DR. VON HALLER: Are you constipated now?
MYSELF: No. Not when I eat.
DR. VON HALLER: All of this is still only part of the childhood scene. We usually remember painful and humiliating things. But are they all of what we remember? What pleasant recollections of childhood have you? Would you say that on the whole you were happy?
MYSELF: I don't know about "on the whole." Sensations in childhood are so intense I can't pretend to recall their duration. When I was happy I was warmly, brimmingly happy, and when I was unhappy I was in hell.
DR. VON HALLER: What is the earliest recollection you can honestly vouch for?
MYSELF: Oh, that's easy. I was standing in my grandmother's garden, in warm sunlight, looking into a deep red peony. As I recall it, I wasn't much taller than the peony. It was a moment of very great – perhaps I shouldn't say happiness, because it was really an intense absorption. The whole world, the whole of life. and I myself, became a warm, rich peony-red.
DR. VON HALLER: Have you ever tried to recapture that feeling?
MYSELF: Never.
DR. VON HALLER: Well, shall we go on with your childhood?
MYSELF: Aren't you even interested in Netty and the Domestic Internal Bath? Nothing about homosexuality yet?
DR. VON HALLER: Have you ever subsequently felt drawn toward the passive role in sodomy?
MYSELF: Good God, no!
DR. VON HALLER: We shall keep everything in mind. But we need more material. Onward, please. What other happy recollections?

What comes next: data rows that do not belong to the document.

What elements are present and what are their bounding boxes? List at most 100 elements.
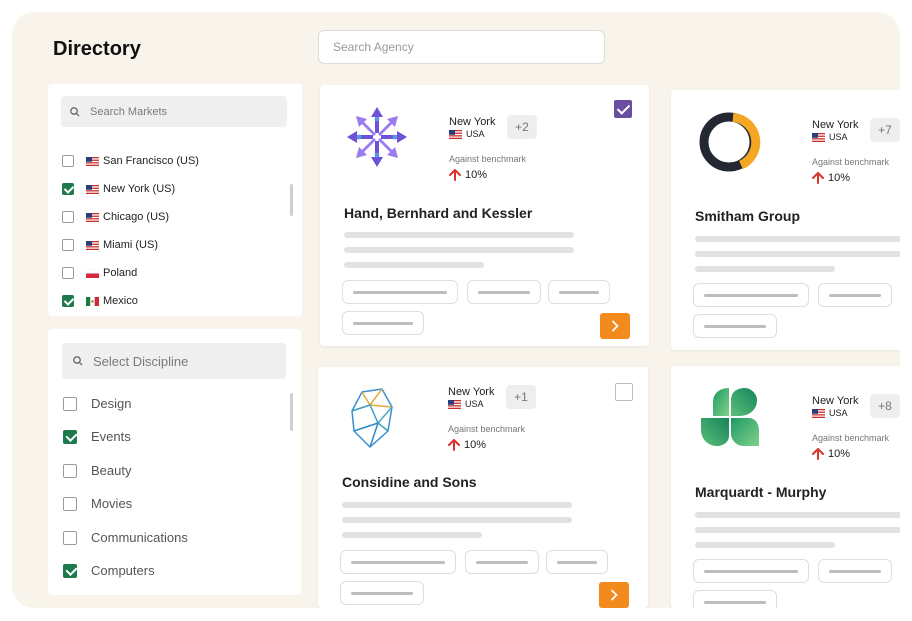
search-icon bbox=[72, 355, 84, 367]
tag-placeholder bbox=[693, 590, 777, 608]
discipline-checkbox[interactable] bbox=[63, 429, 77, 444]
tag-placeholder bbox=[546, 550, 608, 574]
markets-scrollbar[interactable] bbox=[290, 184, 293, 216]
agency-country: USA bbox=[449, 129, 485, 139]
discipline-checkbox[interactable] bbox=[63, 496, 77, 511]
agency-name[interactable]: Considine and Sons bbox=[342, 474, 477, 490]
discipline-checkbox[interactable] bbox=[63, 530, 77, 545]
agency-country-label: USA bbox=[466, 129, 485, 139]
agency-city: New York bbox=[449, 116, 496, 128]
discipline-checkbox[interactable] bbox=[63, 563, 77, 578]
discipline-item-computers[interactable]: Computers bbox=[63, 563, 155, 578]
discipline-search-placeholder: Select Discipline bbox=[93, 353, 189, 369]
more-markets-badge[interactable]: +7 bbox=[870, 118, 900, 142]
discipline-label: Beauty bbox=[91, 463, 132, 478]
description-placeholder-line bbox=[695, 251, 900, 257]
market-item-chicago[interactable]: Chicago (US) bbox=[62, 211, 169, 223]
market-item-san-francisco[interactable]: San Francisco (US) bbox=[62, 155, 199, 167]
arrow-up-icon bbox=[812, 172, 824, 184]
discipline-item-events[interactable]: Events bbox=[63, 429, 131, 444]
agency-card[interactable]: New York USA +7 Against benchmark 10% Sm… bbox=[671, 90, 900, 350]
benchmark-label: Against benchmark bbox=[449, 154, 527, 164]
discipline-scrollbar[interactable] bbox=[290, 393, 293, 431]
tag-placeholder bbox=[465, 550, 539, 574]
us-flag-icon bbox=[86, 156, 99, 166]
agency-country-label: USA bbox=[829, 408, 848, 418]
market-item-new-york[interactable]: New York (US) bbox=[62, 183, 175, 195]
markets-search-input[interactable]: Search Markets bbox=[61, 96, 287, 127]
benchmark-value-label: 10% bbox=[465, 169, 488, 181]
chevron-right-icon bbox=[611, 589, 618, 601]
agency-search-input[interactable]: Search Agency bbox=[318, 30, 605, 64]
tag-placeholder bbox=[342, 311, 424, 335]
market-label: Mexico bbox=[103, 295, 138, 307]
arrow-up-icon bbox=[449, 169, 461, 181]
agency-name[interactable]: Marquardt - Murphy bbox=[695, 484, 827, 500]
description-placeholder-line bbox=[695, 542, 835, 548]
description-placeholder-line bbox=[695, 236, 900, 242]
tag-placeholder bbox=[693, 283, 809, 307]
market-label: New York (US) bbox=[103, 183, 176, 195]
description-placeholder-line bbox=[695, 266, 835, 272]
benchmark-label: Against benchmark bbox=[812, 157, 890, 167]
purple-arrows-logo-icon bbox=[345, 105, 409, 174]
description-placeholder-line bbox=[342, 532, 482, 538]
description-placeholder-line bbox=[342, 517, 572, 523]
us-flag-icon bbox=[812, 408, 825, 418]
discipline-item-communications[interactable]: Communications bbox=[63, 530, 188, 545]
discipline-item-movies[interactable]: Movies bbox=[63, 496, 132, 511]
description-placeholder-line bbox=[344, 232, 574, 238]
market-checkbox[interactable] bbox=[62, 267, 74, 279]
us-flag-icon bbox=[812, 132, 825, 142]
tag-placeholder bbox=[818, 559, 892, 583]
tag-placeholder bbox=[693, 559, 809, 583]
market-item-miami[interactable]: Miami (US) bbox=[62, 239, 158, 251]
description-placeholder-line bbox=[342, 502, 572, 508]
more-markets-badge[interactable]: +1 bbox=[506, 385, 536, 409]
directory-frame: Directory Search Agency Search Markets S… bbox=[12, 12, 900, 608]
discipline-checkbox[interactable] bbox=[63, 463, 77, 478]
market-item-poland[interactable]: Poland bbox=[62, 267, 137, 279]
tag-placeholder bbox=[548, 280, 610, 304]
open-agency-button[interactable] bbox=[599, 582, 629, 608]
more-markets-badge[interactable]: +2 bbox=[507, 115, 537, 139]
us-flag-icon bbox=[86, 212, 99, 222]
us-flag-icon bbox=[86, 240, 99, 250]
market-checkbox[interactable] bbox=[62, 295, 74, 307]
agency-city: New York bbox=[812, 395, 859, 407]
benchmark-value-label: 10% bbox=[464, 439, 487, 451]
market-checkbox[interactable] bbox=[62, 239, 74, 251]
agency-country: USA bbox=[448, 399, 484, 409]
market-checkbox[interactable] bbox=[62, 183, 74, 195]
tag-placeholder bbox=[818, 283, 892, 307]
agency-card[interactable]: New York USA +1 Against benchmark 10% Co… bbox=[318, 367, 648, 608]
market-label: Chicago (US) bbox=[103, 211, 170, 223]
description-placeholder-line bbox=[344, 262, 484, 268]
mexico-flag-icon bbox=[86, 296, 99, 306]
discipline-search-input[interactable]: Select Discipline bbox=[62, 343, 286, 379]
discipline-label: Computers bbox=[91, 563, 155, 578]
agency-card[interactable]: New York USA +2 Against benchmark 10% Ha… bbox=[320, 85, 649, 346]
open-agency-button[interactable] bbox=[600, 313, 630, 339]
agency-select-checkbox[interactable] bbox=[614, 100, 632, 118]
agency-name[interactable]: Smitham Group bbox=[695, 208, 801, 224]
markets-filter-panel: Search Markets San Francisco (US) New Yo… bbox=[48, 84, 302, 316]
market-item-mexico[interactable]: Mexico bbox=[62, 295, 138, 307]
tag-placeholder bbox=[342, 280, 458, 304]
market-label: Miami (US) bbox=[103, 239, 158, 251]
discipline-label: Movies bbox=[91, 496, 133, 511]
agency-city: New York bbox=[812, 119, 859, 131]
discipline-item-design[interactable]: Design bbox=[63, 396, 131, 411]
discipline-item-beauty[interactable]: Beauty bbox=[63, 463, 131, 478]
tag-placeholder bbox=[467, 280, 541, 304]
discipline-label: Communications bbox=[91, 530, 188, 545]
more-markets-badge[interactable]: +8 bbox=[870, 394, 900, 418]
market-checkbox[interactable] bbox=[62, 211, 74, 223]
agency-select-checkbox[interactable] bbox=[615, 383, 633, 401]
page-title: Directory bbox=[53, 38, 141, 60]
discipline-checkbox[interactable] bbox=[63, 396, 77, 411]
agency-card[interactable]: New York USA +8 Against benchmark 10% Ma… bbox=[671, 366, 900, 608]
arrow-up-icon bbox=[812, 448, 824, 460]
market-checkbox[interactable] bbox=[62, 155, 74, 167]
agency-name[interactable]: Hand, Bernhard and Kessler bbox=[344, 205, 533, 221]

Church-going. It meant dressing up, which I liked. I was an observant child, so the difference between Toronto church and Deptford church kept me happy every Sunday. My parents were Anglicans, and I knew this was a sore touch with my grandparents, who belonged to the United Church of Canada, which was a sort of amalgam of Presbyterians and Methodists, and Congregationalists, too, wherever there happened to be any. Its spirit was evangelical and my grandmother, who was the child of the late Reverend Ira Boyd, a hell-fire Methodist, was evangelical; she had family prayers every morning, and Netty and I and the hired girl all had to be there; Grandfather wasn't able to make it very often, but the general feeling was that he didn't need it because of being a doctor. She read a chapter of the Bible every day of her life. And this was the thirties, mind you, not the reign of Queen Victoria. So I was put in the way of thinking a lot about God, and wondering what God thought about me. As with the Prince of Wales, I suspected that He thought rather well of me.